- German 10-year bunds halt longest losing run since July
- Portugal’s securities reverse drop after nation sells debt
Government bond markets across the euro-area showed signs of stabilizing as investors judged the recent selloff didn’t herald the start of a rout, with economic data underpinning the case for more stimulus from Tokyo to Frankfurt.
Germany’s benchmark 10-year bunds halted a four-day drop before a report due Thursday that economists said will confirm that the region’s inflation rate failed to accelerate last month, staying near zero. That’s fueling speculation that the European Central Bank isn’t done with stimulus, even after President Mario Draghi last week failed to signal an extension of a quantitative-easing program that’s due to end in March. The ECB’s inaction sparked a selloff across the world, pushing a measure of sovereign-bond yields to the highest in almost three months.

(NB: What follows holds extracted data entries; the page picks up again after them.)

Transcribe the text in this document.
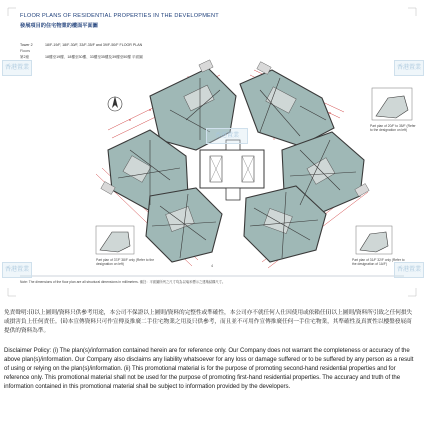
FLOOR PLANS OF RESIDENTIAL PROPERTIES IN THE DEVELOPMENT
發展項目的住宅物業的樓面平面圖
Tower 2	18/F-19/F, 18/F-30/F, 33/F-35/F and 39/F-50/F FLOOR PLAN
第2座	18樓至19樓、18樓至30樓、33樓至35樓及39樓至50樓 平面圖
Floors
香港置業
香港置業	香港置業
香港置業	香港置業
Part plan of 20/F to 35/F (Refer to the designation on left)
Part plan of 37/F 38/F only (Refer to the designation on left)
Part plan of 31/F 32/F only (Refer to the designation of 1A/F)
4
Note: The dimensions of the floor plan are all structural dimensions in millimeters. 備註：平面圖所列之尺寸均為以毫米標示之建築結構尺寸。
免責聲明:(i)以上圖則/資料只供參考用途，本公司不保證以上圖則/資料的完整性或準確性，本公司亦不就任何人仕因使用或依賴任(i)以上圖則/資料所引致之任何損失或損害負上任何責任。(ii)本宣傳資料只可作宣傳及推廣二手住宅物業之用及只供參考，而且並不可用作宣傳推廣任何一手住宅物業，其準確性及真實性以樓盤發展商提供的資料為準。
Disclaimer Policy: (i) The plan(s)/information contained herein are for reference only. Our Company does not warrant the completeness or accuracy of the above plan(s)/information. Our Company also disclaims any liability whatsoever for any loss or damage suffered or to be suffered by any person as a result of using or relying on the plan(s)/information. (ii) This promotional material is for the purpose of promoting second-hand residential properties and for reference only. This promotional material shall not be used for the purpose of promoting first-hand residential properties. The accuracy and truth of the information contained in this promotional material shall be subject to information provided by the developers.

“The fundamentals haven’t really changed, which is economic growth is OK but not strong enough, inflation is not strong enough, so there is a need still in Europe and Japan for more stimulus and easy monetary policy,” Myles Bradshaw, London-based head of aggregate strategies at Amundi, said in an interview with Nejra Cehic and Manus Cranny on Bloomberg Radio. “At the moment it’s a correction. What triggered it was on Thursday the ECB not meeting expectations that they would extend QE beyond March.”
German 10-year bund yields fell four basis points, or 0.04 percentage point, to 0.028 percent as of 4:09 p.m. in London. The zero percent security due in August 2026 rose 0.426, or 4.26 euros per 1,000-euro ($1,126) face amount, to 99.721. The yield climbed earlier to its highest since June 24, the day the decision on Britain’s vote to leave the European Union was announced.
Spain’s 10-year bond yield dropped three basis points to 1.07 percent, while that on similar-maturity Italian debt slid three basis points to 1.29 percent.
Portugal’s bonds reversed an earlier decline as the nation sold 750 million euros total of debt maturing in October 2023 and April 2037. The country’s 10-year bond yield fell three basis points to 3.27 percent, after rising to 3.35 percent, the highest since June 27.